Last week lift dates were reported all over the map as packers were buying cattle anywhere from three to six weeks out. Roughly one-third of the cattle that traded will not be lifted until the beginning of July. Packers remain comfortably bought out in front and longer than anticipated lift times have added additional pressure to market cattle.
For the week ending May 18, western Canadian steer carcass weights averaged 841 pounds, which is 16 lb. larger than last year and 12 lb. larger than the five-year average. Carcass weights should be nearing a bottom as weights historically find a low in late May or early June.
In the United States, dressed sales in the north ranged from US$183-$187 per cwt., steady to $1 lower than the previous week. Most of the live trade in Texas and Kansas was reported from $114-$115 per cwt., which was steady to $2 per cwt. lower. For the week ending May 11, beef cow slaughter volumes totaled 62,010 head, the fourth largest weekly slaughter this year.
Boost for butcher bulls
Slaughter cow prices trended modestly lower last week on generally ample offerings. D2 prices eased 75 cents lower than the previous week to average C$97 per cwt. D3 prices slipped over $2 per cwt. lower to average $84.50. Dressed cow bids were reported from $183-$188 per cwt. delivered.
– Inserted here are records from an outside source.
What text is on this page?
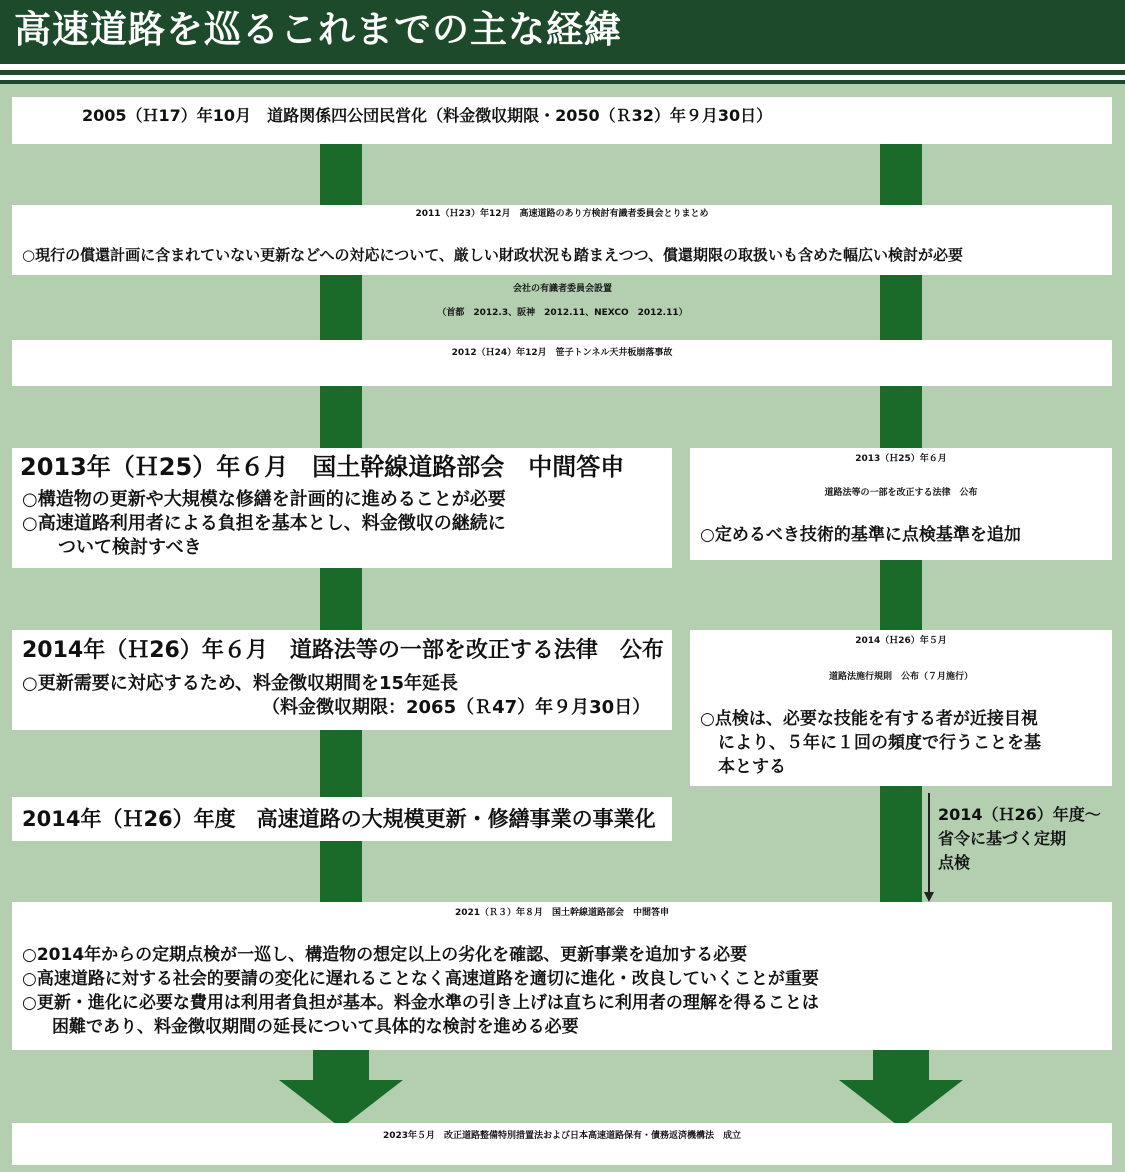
高速道路を巡るこれまでの主な経緯
2005（Ｈ17）年10月　道路関係四公団民営化（料金徴収期限・2050（Ｒ32）年９月30日）
2011（Ｈ23）年12月　高速道路のあり方検討有識者委員会とりまとめ
○現行の償還計画に含まれていない更新などへの対応について、厳しい財政状況も踏まえつつ、償還期限の取扱いも含めた幅広い検討が必要
会社の有識者委員会設置
（首都　2012.3、阪神　2012.11、NEXCO　2012.11）
2012（Ｈ24）年12月　笹子トンネル天井板崩落事故
2013年（Ｈ25）年６月　国土幹線道路部会　中間答申
○構造物の更新や大規模な修繕を計画的に進めることが必要
○高速道路利用者による負担を基本とし、料金徴収の継続に
ついて検討すべき
2013（Ｈ25）年６月
道路法等の一部を改正する法律　公布
○定めるべき技術的基準に点検基準を追加
2014年（Ｈ26）年６月　道路法等の一部を改正する法律　公布
○更新需要に対応するため、料金徴収期間を15年延長
（料金徴収期限：2065（Ｒ47）年９月30日）
2014（Ｈ26）年５月
道路法施行規則　公布（７月施行）
○点検は、必要な技能を有する者が近接目視
により、５年に１回の頻度で行うことを基
本とする
2014年（Ｈ26）年度　高速道路の大規模更新・修繕事業の事業化	2014（Ｈ26）年度～
省令に基づく定期
点検
2021（Ｒ３）年８月　国土幹線道路部会　中間答申
○2014年からの定期点検が一巡し、構造物の想定以上の劣化を確認、更新事業を追加する必要
○高速道路に対する社会的要請の変化に遅れることなく高速道路を適切に進化・改良していくことが重要
○更新・進化に必要な費用は利用者負担が基本。料金水準の引き上げは直ちに利用者の理解を得ることは
困難であり、料金徴収期間の延長について具体的な検討を進める必要
2023年５月　改正道路整備特別措置法および日本高速道路保有・債務返済機構法　成立
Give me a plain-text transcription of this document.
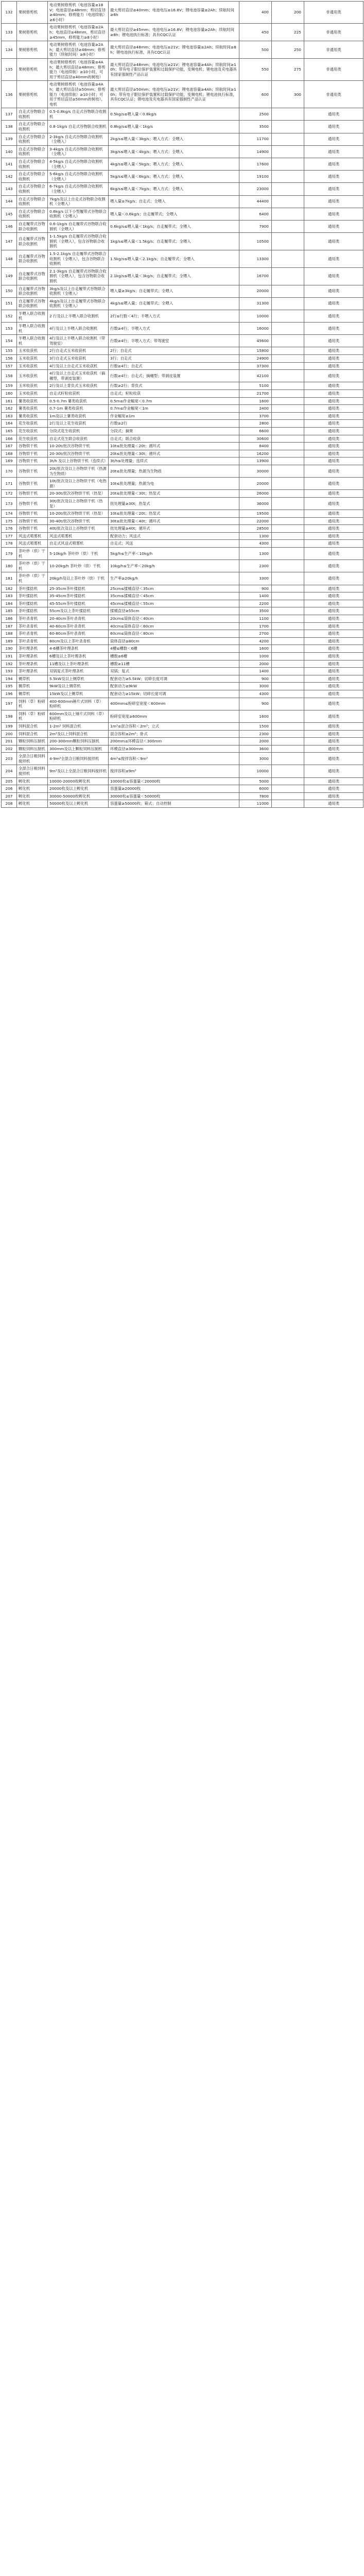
132	果树修剪机	电动果树修剪机（电池容量≥18V；电池直径≥48mm；剪切直径≥40mm；修剪能力（电池续航）≥6小时）	最大剪切直径≥40mm；电池电压≥16.8V；锂电池容量≥2Ah；续航时间≥6h	400	200	非通用类
133	果树修剪机	电动果树修剪机（电池容量≥2Ah；电池直径≥48mm，剪切直径≥45mm，修剪能力≥8小时）	最大剪切直径≥45mm；电池电压≥16.8V；锂电池容量≥2Ah；续航时间≥8h；锂电池执行标准；具有CQC认证	450	225	非通用类
134	果树修剪机	电动果树修剪机（电池容量≥2Ah；最大剪切直径≥48mm；修剪能力（续航时间）≥8小时）	最大剪切直径≥48mm；电池电压≥21V；锂电池容量≥2Ah；续航时间≥8h；锂电池执行标准，具有CQC认证	500	250	非通用类
135	果树修剪机	电动果树修剪机（电池容量≥4Ah；最大剪切直径≥48mm；修剪能力（电池续航）≥10小时，可用于剪切直径≥40mm的树枝）	最大剪切直径≥48mm；电池电压≥21V；锂电池容量≥4Ah；续航时间≥10h；带有电子限位保护装置和过载保护功能，变频电机；锂电池及充电器具有国家强制性产品认证	550	275	非通用类
136	果树修剪机	电动果树修剪机（电池容量≥4Ah；最大剪切直径≥50mm；修剪能力（电池续航）≥10小时；可用于剪切直径≥50mm的树枝），电机	最大剪切直径≥50mm；电池电压≥21V；锂电池容量≥4Ah；续航时间≥10h；带有电子限位保护装置和过载保护功能，变频电机；锂电池执行标准，具有CQC认证；锂电池及充电器具有国家强制性产品认证	600	300	非通用类
137	自走式谷物联合收割机	0.5-0.8kg/s 自走式谷物联合收割机	0.5kg/s≤喂入量＜0.8kg/s	2500		通用类
138	自走式谷物联合收割机	0.8-1kg/s 自走式谷物联合收割机	0.8kg/s≤喂入量＜1kg/s	3500		通用类
139	自走式谷物联合收割机	2-3kg/s 自走式谷物联合收割机（全喂入）	2kg/s≤喂入量＜3kg/s；喂入方式：全喂入	11700		通用类
140	自走式谷物联合收割机	3-4kg/s 自走式谷物联合收割机（全喂入）	3kg/s≤喂入量＜4kg/s；喂入方式：全喂入	14900		通用类
141	自走式谷物联合收割机	4-5kg/s 自走式谷物联合收割机（全喂入）	4kg/s≤喂入量＜5kg/s；喂入方式：全喂入	17600		通用类
142	自走式谷物联合收割机	5-6kg/s 自走式谷物联合收割机（全喂入）	5kg/s≤喂入量＜6kg/s；喂入方式：全喂入	19100		通用类
143	自走式谷物联合收割机	6-7kg/s 自走式谷物联合收割机（全喂入）	6kg/s≤喂入量＜7kg/s；喂入方式：全喂入	23000		通用类
144	自走式谷物联合收割机	7kg/s及以上自走式谷物联合收割机（全喂入）	喂入量≥7kg/s；自走式；全喂入	44400		通用类
145	自走式谷物联合收割机	0.6kg/s 以下小型履带式谷物联合收割机（全喂入）	喂入量＜0.6kg/s；自走履带式；全喂入	6400		通用类
146	自走履带式谷物联合收割机	0.6-1kg/s 自走履带式谷物联合收割机（全喂入）	0.6kg/s≤喂入量＜1kg/s；自走履带式；全喂入	7900		通用类
147	自走履带式谷物联合收割机	1-1.5kg/s 自走履带式谷物联合收割机（全喂入），包含谷物联合收割机	1kg/s≤喂入量＜1.5kg/s；自走履带式；全喂入	10500		通用类
148	自走履带式谷物联合收割机	1.5-2.1kg/s 自走履带式谷物联合收割机（全喂入），包含谷物联合收割机	1.5kg/s≤喂入量＜2.1kg/s；自走履带式；全喂入	13300		通用类
149	自走履带式谷物联合收割机	2.1-3kg/s 自走履带式谷物联合收割机（全喂入），包含谷物联合收割机	2.1kg/s≤喂入量＜3kg/s；自走履带式；全喂入	16700		通用类
150	自走履带式谷物联合收割机	3kg/s及以上自走履带式谷物联合收割机（全喂入）	喂入量≥3kg/s；自走履带式；全喂入	20000		通用类
151	自走履带式谷物联合收割机	4kg/s及以上自走履带式谷物联合收割机（全喂入）	4kg/s≤喂入量；自走履带式；全喂入	31300		通用类
152	半喂入联合收割机	2 行及以上半喂入联合收割机	2行≤行数＜4行；半喂入方式	10000		通用类
153	半喂入联合收割机	4行及以上半喂入联合收割机	行数≥4行；半喂入方式	16000		通用类
154	半喂入联合收割机	4行及以上半喂入联合收割机（带驾驶室）	行数≥4行；半喂入方式；带驾驶室	45600		通用类
155	玉米收获机	2行自走式玉米收获机	2行；自走式	15800		通用类
156	玉米收获机	3行自走式玉米收获机	3行；自走式	24900		通用类
157	玉米收获机	4行及以上自走式玉米收获机	行数≥4行；自走式	37300		通用类
158	玉米收获机	4行及以上自走式玉米收获机（摘穗型，带剥皮装置）	行数≥4行；自走式；摘穗型；带剥皮装置	42100		通用类
159	玉米收获机	2行及以上背负式玉米收获机	行数≥2行；背负式	5100		通用类
160	玉米收获机	自走式籽粒收获机	自走式；籽粒收获	21700		通用类
161	薯类收获机	0.5-0.7m 薯类收获机	0.5m≤作业幅宽＜0.7m	1600		通用类
162	薯类收获机	0.7-1m 薯类收获机	0.7m≤作业幅宽＜1m	2400		通用类
163	薯类收获机	1m及以上薯类收获机	作业幅宽≥1m	3700		通用类
164	花生收获机	2行及以上花生收获机	行数≥2行	2800		通用类
165	花生收获机	分段式花生收获机	分段式；摘果	6600		通用类
166	花生收获机	自走式花生联合收获机	自走式；联合收获	30600		通用类
167	谷物烘干机	10-20t/批次谷物烘干机	10t≤批处理量＜20t；循环式	8400		通用类
168	谷物烘干机	20-30t/批次谷物烘干机	20t≤批处理量＜30t；循环式	16200		通用类
169	谷物烘干机	3t/h 及以上谷物烘干机（连续式）	3t/h≤处理量；连续式	13900		通用类
170	谷物烘干机	20t/批次及以上谷物烘干机（热源为生物质）	20t≤批处理量；热源为生物质	30000		通用类
171	谷物烘干机	10t/批次及以上谷物烘干机（电热源）	10t≤批处理量；热源为电	20000		通用类
172	谷物烘干机	20-30t/批次谷物烘干机（热泵）	20t≤批处理量＜30t；热泵式	26000		通用类
173	谷物烘干机	30t/批次及以上谷物烘干机（热泵）	批处理量≥30t；热泵式	36000		通用类
174	谷物烘干机	10-20t/批次谷物烘干机（热泵）	10t≤批处理量＜20t；热泵式	19500		通用类
175	谷物烘干机	30-40t/批次谷物烘干机	30t≤批处理量＜40t；循环式	22000		通用类
176	谷物烘干机	40t/批次及以上谷物烘干机	批处理量≥40t；循环式	28500		通用类
177	风送式喷雾机	风送式喷雾机	配套动力；风送式	1300		通用类
178	风送式喷雾机	自走式风送式喷雾机	自走式；风送	4300		通用类
179	茶叶炒（烘）干机	5-10kg/h 茶叶炒（烘）干机	5kg/h≤生产率＜10kg/h	1300		通用类
180	茶叶炒（烘）干机	10-20kg/h 茶叶炒（烘）干机	10kg/h≤生产率＜20kg/h	2300		通用类
181	茶叶炒（烘）干机	20kg/h及以上茶叶炒（烘）干机	生产率≥20kg/h	3300		通用类
182	茶叶揉捻机	25-35cm茶叶揉捻机	25cm≤揉桶直径＜35cm	900		通用类
183	茶叶揉捻机	35-45cm茶叶揉捻机	35cm≤揉桶直径＜45cm	1400		通用类
184	茶叶揉捻机	45-55cm茶叶揉捻机	45cm≤揉桶直径＜55cm	2200		通用类
185	茶叶揉捻机	55cm及以上茶叶揉捻机	揉桶直径≥55cm	3500		通用类
186	茶叶杀青机	20-40cm茶叶杀青机	20cm≤筒体直径＜40cm	1100		通用类
187	茶叶杀青机	40-60cm茶叶杀青机	40cm≤筒体直径＜60cm	1700		通用类
188	茶叶杀青机	60-80cm茶叶杀青机	60cm≤筒体直径＜80cm	2700		通用类
189	茶叶杀青机	80cm及以上茶叶杀青机	筒体直径≥80cm	4200		通用类
190	茶叶理条机	4-6槽茶叶理条机	4槽≤槽数＜6槽	1600		通用类
191	茶叶理条机	6槽及以上茶叶理条机	槽数≥6槽	1000		通用类
192	茶叶理条机	11槽及以上茶叶理条机	槽数≥11槽	2000		通用类
193	茶叶理条机	双锅复式茶叶理条机	双锅；复式	1400		通用类
194	铡草机	5.5kW及以上铡草机	配套动力≥5.5kW；切碎长度可调	900		通用类
195	铡草机	9kW及以上铡草机	配套动力≥9kW	3000		通用类
196	铡草机	15kW及以上铡草机	配套动力≥15kW；切碎长度可调	4300		通用类
197	饲料（草）粉碎机	400-600mm锤片式饲料（草）粉碎机	400mm≤粉碎室宽度＜600mm	900		通用类
198	饲料（草）粉碎机	600mm及以上锤片式饲料（草）粉碎机	粉碎室宽度≥600mm	1600		通用类
199	饲料混合机	1-2m³ 饲料混合机	1m³≤混合容积＜2m³；立式	1500		通用类
200	饲料混合机	2m³及以上饲料混合机	混合容积≥2m³；卧式	2300		通用类
201	颗粒饲料压制机	200-300mm颗粒饲料压制机	200mm≤环模直径＜300mm	2000		通用类
202	颗粒饲料压制机	300mm及以上颗粒饲料压制机	环模直径≥300mm	3600		通用类
203	全混合日粮饲料搅拌机	4-9m³全混合日粮饲料搅拌机	4m³≤搅拌容积＜9m³	3000		通用类
204	全混合日粮饲料搅拌机	9m³及以上全混合日粮饲料搅拌机	搅拌容积≥9m³	10000		通用类
205	孵化机	10000-20000枚孵化机	10000枚≤容蛋量＜20000枚	5000		通用类
206	孵化机	20000枚及以上孵化机	容蛋量≥20000枚	6000		通用类
207	孵化机	30000-50000枚孵化机	30000枚≤容蛋量＜50000枚	7800		通用类
208	孵化机	50000枚及以上孵化机	容蛋量≥50000枚；箱式；自动控制	11000		通用类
Butcher bulls established a new annual high last week with prices firming almost $2.50 per cwt. higher to $108.50 per cwt.
Western Canadian non-fed slaughter volume for the week ending May 18 was down six percent to 6,663 head. Year-to-date western non-fed slaughter was eight percent larger totalling 178,741 head. Non-fed supplies should seasonally moderate in coming weeks but deteriorating moisture conditions could induce some early weaning and accelerate culling decisions.
Grilling season demand will intensify and non-fed prices should remain well supported.
Mixed beef trade
In beef trade, U.S. cut-out values traded mixed again last week with Choice realigning modestly higher, to US$220.79, and Select easing lower to average $206.53. Moderate boxed beef demand was reported on a moderate to heavy offering.
Canadian cut-out values for the week ending May 17 slid around C$3.25 per cwt. lower, with AAA averaging $298.16. However, AAA value was at a $1.45 per cwt. premium to U.S. choice and AA was trending at a $2.50 discount to Select.
Feeder prices stabilized last week with good demand reported on a moderate offering. Calves less than 400 lb. saw seasonally light volume and a weekly market trend could not be established. Late spring grass demand has shifted from lighter 500-600 lb. calves to slightly larger feeders and prices slid over $4.50 per cwt. lower than the previous week.
Feeders from 600-800 lb. saw prices trend steady to $2 per cwt. higher on good grass and feedlot demand. Feeders over 900 lb. traded mixed last week with steer prices firming $2.54 per cwt. higher. Heifers slipped $2.66 per cwt. lower.
A significant volume of replacement quality heifers were on offer last week and dry conditions appear to have changed some breeding intentions. Auction volumes continued to seasonally tighten last week, down 17 percent at 12,392 head. Year-to-date auction volumes are three percent smaller at 509,170 head.
USDA reports feeder exports to the U.S. for the week ending May 11 were seasonally smaller than the previous week at 4,967 head and volumes are expected to continue tightening until the end of July. Year-to-date feeder exports total 111,157 head and are down six percent from year ago.
In the outlook, Canfax predicts auction volumes will continue to seasonally dwindle across Western Canada. Grass interest has shifted from light to larger calves. Good feedlot demand should continue for yearlings to place against the fourth quarter fed market. Low moisture is increasingly causing concern across the Prairies and the price upside for all types of cattle may be limited if growing conditions continue to deteriorate.